Hundenasen können helfen, die Ausweitung der COVID-19-Pandemie zu bekämpfen. Dazu werden sie darauf trainiert, Infizierte anhand ihres Geruches zu erkennen. In Finnland und Dubai sind sie schon im Einsatz. In Deutschland prüft ein Forscherteam die Zuverlässigkeit der Hundenasen. Vor allem eine Frage steht angesichts der kommenden Grippe-Saison im Raum: Können Hunde SARS-CoV-2-Viren auch von anderen Viren sicher unterscheiden?

Kurzfassung:

Hunde erkennen COVID-19 am Geruch. Das haben inzwischen mehrere Studien weltweit bestätigt. Auch in Deutschland forscht ein Team in dieser Richtung. Einige Diensthunde der Bundeswehr wurden erfolgreich darauf trainiert, Proben infizierter Personen von solchen ohne COVID-19-Infektion zu unterscheiden. Die Ergebnisse der deutschen Forschergruppe attestieren den Hunden eine Erfolgsquote von 94 Prozent bei der Identifikation von Proben, die das unschädlich gemachte pandemische Corona-Virus enthalten. Jetzt wird weiter daran geforscht, ob und wie zuverlässig sie das infektiöse SARS-CoV-2 von anderen Viren unterscheiden können. Sollte die Zuverlässigkeit gewährleistet sein, steht dem Einsatz von COVID-19-Spürhunden auf Flughäfen und an Grenzen, bei Sportveranstaltungen und anderen Großversammlungen nichts mehr im Wege. In Helsinki und Dubai werden sie auf Flughäfen bereits eingesetzt, auch in Belgien, Frankreich, England und den USA wird daran gearbeitet.

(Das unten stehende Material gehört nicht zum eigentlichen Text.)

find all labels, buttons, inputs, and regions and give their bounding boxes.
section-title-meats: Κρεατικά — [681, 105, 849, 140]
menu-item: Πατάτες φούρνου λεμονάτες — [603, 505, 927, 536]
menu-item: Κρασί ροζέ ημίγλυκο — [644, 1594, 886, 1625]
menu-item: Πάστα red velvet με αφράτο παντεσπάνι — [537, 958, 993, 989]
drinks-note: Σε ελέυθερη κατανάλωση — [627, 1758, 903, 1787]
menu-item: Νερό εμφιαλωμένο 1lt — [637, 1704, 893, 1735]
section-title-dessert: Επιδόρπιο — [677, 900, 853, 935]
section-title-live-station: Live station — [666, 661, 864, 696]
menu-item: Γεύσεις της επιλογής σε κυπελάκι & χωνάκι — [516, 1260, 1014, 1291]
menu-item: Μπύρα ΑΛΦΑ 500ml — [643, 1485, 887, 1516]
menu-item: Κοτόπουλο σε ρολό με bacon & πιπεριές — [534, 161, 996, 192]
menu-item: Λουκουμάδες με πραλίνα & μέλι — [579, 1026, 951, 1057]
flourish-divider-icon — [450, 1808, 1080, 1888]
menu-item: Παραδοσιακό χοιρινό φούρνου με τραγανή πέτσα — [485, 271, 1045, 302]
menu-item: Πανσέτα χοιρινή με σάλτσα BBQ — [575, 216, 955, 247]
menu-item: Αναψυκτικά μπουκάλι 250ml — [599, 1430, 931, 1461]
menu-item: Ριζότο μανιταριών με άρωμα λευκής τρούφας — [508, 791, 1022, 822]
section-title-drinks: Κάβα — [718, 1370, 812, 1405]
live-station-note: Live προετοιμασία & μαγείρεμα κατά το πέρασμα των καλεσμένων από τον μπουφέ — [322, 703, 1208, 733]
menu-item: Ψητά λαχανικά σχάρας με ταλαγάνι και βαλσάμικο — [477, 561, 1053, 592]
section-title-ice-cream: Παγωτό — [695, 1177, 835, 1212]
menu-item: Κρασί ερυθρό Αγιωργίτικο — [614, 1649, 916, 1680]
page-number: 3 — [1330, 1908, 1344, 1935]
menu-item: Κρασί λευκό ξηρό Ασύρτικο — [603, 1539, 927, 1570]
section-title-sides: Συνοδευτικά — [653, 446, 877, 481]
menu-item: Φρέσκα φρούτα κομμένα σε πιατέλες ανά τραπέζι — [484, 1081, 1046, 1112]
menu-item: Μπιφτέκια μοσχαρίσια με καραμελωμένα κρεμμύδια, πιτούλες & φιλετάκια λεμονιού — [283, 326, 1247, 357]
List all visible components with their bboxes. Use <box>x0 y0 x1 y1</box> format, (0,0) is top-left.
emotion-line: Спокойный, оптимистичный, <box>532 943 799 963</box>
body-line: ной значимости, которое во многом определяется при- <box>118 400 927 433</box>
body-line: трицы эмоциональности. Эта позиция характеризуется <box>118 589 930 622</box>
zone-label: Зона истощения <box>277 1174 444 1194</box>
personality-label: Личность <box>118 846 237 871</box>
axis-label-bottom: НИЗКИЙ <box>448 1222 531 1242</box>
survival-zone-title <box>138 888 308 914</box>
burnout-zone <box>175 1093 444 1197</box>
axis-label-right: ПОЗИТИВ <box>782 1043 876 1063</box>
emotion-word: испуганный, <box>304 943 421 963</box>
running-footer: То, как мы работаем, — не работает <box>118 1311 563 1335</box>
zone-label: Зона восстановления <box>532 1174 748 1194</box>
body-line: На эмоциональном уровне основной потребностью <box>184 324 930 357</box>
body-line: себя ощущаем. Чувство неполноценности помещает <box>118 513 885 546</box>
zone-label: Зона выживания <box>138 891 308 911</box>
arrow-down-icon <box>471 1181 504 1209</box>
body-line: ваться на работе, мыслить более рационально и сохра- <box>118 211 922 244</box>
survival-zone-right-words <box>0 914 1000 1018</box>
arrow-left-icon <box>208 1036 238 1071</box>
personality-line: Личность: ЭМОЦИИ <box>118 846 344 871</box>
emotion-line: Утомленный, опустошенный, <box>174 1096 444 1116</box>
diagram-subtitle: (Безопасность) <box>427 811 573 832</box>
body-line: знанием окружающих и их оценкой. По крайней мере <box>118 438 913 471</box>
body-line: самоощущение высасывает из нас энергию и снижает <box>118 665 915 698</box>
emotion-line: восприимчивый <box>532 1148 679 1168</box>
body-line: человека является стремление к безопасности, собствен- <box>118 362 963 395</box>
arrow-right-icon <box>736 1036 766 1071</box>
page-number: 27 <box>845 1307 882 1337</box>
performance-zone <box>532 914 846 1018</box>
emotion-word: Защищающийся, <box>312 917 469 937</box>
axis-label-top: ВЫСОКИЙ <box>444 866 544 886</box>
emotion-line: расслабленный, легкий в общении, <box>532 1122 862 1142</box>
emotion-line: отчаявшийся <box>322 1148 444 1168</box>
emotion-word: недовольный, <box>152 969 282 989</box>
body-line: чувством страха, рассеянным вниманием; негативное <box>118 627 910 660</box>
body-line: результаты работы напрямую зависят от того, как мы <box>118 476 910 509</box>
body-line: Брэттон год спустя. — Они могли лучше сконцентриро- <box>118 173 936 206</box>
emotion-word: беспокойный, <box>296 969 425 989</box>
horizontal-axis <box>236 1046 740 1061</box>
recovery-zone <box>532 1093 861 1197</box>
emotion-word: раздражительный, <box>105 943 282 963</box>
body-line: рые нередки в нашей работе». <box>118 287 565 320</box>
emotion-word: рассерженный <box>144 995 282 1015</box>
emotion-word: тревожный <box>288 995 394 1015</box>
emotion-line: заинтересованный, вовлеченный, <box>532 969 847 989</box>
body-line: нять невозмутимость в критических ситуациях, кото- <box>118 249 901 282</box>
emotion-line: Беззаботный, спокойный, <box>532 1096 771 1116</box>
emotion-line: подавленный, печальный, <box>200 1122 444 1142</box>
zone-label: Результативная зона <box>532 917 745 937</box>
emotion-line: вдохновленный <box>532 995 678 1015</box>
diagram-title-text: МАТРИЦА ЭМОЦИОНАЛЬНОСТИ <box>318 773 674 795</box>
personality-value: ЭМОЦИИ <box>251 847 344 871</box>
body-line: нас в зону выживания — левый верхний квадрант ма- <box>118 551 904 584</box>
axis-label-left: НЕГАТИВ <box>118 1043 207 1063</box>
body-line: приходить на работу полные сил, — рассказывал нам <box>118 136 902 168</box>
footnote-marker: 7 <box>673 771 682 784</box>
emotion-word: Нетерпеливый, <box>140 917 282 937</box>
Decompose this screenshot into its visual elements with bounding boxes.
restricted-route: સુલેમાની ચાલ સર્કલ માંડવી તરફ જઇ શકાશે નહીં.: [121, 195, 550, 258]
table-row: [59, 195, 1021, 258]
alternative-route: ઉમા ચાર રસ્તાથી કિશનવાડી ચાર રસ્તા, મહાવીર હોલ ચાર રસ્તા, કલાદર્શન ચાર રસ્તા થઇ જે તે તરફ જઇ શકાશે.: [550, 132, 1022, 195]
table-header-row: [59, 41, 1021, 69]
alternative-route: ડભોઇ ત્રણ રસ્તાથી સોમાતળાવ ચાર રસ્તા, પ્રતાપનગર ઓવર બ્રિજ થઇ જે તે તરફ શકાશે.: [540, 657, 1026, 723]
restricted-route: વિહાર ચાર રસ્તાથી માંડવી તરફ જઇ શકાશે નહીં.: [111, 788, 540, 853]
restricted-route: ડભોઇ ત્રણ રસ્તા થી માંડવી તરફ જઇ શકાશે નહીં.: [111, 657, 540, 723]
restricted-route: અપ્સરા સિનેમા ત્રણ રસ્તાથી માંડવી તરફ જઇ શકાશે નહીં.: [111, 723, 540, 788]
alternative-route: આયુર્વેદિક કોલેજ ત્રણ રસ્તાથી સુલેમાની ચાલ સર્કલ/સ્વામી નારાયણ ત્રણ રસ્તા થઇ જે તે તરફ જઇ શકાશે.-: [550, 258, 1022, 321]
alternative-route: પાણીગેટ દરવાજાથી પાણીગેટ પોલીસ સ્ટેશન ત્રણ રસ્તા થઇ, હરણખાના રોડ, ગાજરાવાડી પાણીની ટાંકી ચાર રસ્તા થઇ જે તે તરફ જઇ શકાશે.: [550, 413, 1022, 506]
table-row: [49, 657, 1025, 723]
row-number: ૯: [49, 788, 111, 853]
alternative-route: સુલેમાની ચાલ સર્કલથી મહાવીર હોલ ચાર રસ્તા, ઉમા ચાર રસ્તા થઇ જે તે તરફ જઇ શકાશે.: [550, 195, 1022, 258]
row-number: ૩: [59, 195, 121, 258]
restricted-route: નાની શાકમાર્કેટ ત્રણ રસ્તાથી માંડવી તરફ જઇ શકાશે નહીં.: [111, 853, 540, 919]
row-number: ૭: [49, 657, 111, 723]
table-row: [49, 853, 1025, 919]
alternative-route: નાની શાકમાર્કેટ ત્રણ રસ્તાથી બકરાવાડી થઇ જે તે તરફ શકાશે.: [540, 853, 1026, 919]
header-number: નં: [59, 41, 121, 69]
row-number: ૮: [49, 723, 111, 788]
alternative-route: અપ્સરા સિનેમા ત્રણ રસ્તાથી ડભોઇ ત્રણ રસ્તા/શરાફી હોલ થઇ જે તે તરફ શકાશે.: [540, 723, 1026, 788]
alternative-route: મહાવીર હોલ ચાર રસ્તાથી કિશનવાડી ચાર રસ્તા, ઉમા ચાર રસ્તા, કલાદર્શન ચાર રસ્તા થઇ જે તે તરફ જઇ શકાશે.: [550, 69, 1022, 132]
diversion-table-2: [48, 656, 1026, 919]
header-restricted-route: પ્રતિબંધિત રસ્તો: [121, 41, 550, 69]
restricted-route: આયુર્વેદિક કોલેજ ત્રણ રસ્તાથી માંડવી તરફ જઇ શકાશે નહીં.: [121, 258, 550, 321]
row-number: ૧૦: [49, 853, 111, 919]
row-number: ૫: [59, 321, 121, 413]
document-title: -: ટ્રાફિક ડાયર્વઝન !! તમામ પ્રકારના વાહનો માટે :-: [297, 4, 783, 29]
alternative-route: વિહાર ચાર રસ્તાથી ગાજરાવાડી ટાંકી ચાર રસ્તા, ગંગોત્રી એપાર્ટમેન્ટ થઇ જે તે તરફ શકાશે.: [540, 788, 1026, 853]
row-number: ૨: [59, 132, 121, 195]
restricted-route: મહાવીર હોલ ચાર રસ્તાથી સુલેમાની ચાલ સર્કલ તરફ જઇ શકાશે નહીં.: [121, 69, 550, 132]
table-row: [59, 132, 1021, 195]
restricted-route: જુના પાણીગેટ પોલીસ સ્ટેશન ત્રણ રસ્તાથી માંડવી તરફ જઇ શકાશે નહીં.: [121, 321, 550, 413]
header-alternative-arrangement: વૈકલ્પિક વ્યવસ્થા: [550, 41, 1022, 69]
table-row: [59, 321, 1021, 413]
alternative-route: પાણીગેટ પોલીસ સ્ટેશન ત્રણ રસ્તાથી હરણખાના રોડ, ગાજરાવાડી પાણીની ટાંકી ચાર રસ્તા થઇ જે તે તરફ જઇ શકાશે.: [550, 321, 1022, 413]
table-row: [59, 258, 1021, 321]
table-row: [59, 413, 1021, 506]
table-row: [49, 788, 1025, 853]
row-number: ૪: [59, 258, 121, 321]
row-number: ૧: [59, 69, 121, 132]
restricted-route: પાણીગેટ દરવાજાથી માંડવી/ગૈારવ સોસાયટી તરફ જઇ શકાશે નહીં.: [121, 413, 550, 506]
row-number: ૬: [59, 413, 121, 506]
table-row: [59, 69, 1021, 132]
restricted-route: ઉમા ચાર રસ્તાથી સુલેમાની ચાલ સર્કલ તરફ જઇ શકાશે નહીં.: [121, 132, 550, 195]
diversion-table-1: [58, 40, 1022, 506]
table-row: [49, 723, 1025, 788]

(Lesezeit der Kurzfassung unter einer Minute)

Gut zu erkennen: Der Aufbau eines Gerätes zur Geruchskonditionierung (Foto: Bundeswehr/Alpers)

Bewährte Schnüffler

Hunde erkennen COVID-19 am Geruch. Das haben inzwischen mehrere Studien weltweit bestätigt. In einen Gemeinschaftsprojekt von Bundeswehr, Medizinischer Hochschule Hannover, Universitätsklinikum Hamburg-Eppendorf und der Stiftung Tierärztliche Hochschule Hannover trainiert ein deutsches Team Hunde ebenfalls erfolgreich darauf, SARS-CoV-2-Infektionen zu erschnüffeln. Dazu müssen die Hunde lernen, infizierte Proben von solchen ohne das Virus zu unterscheiden.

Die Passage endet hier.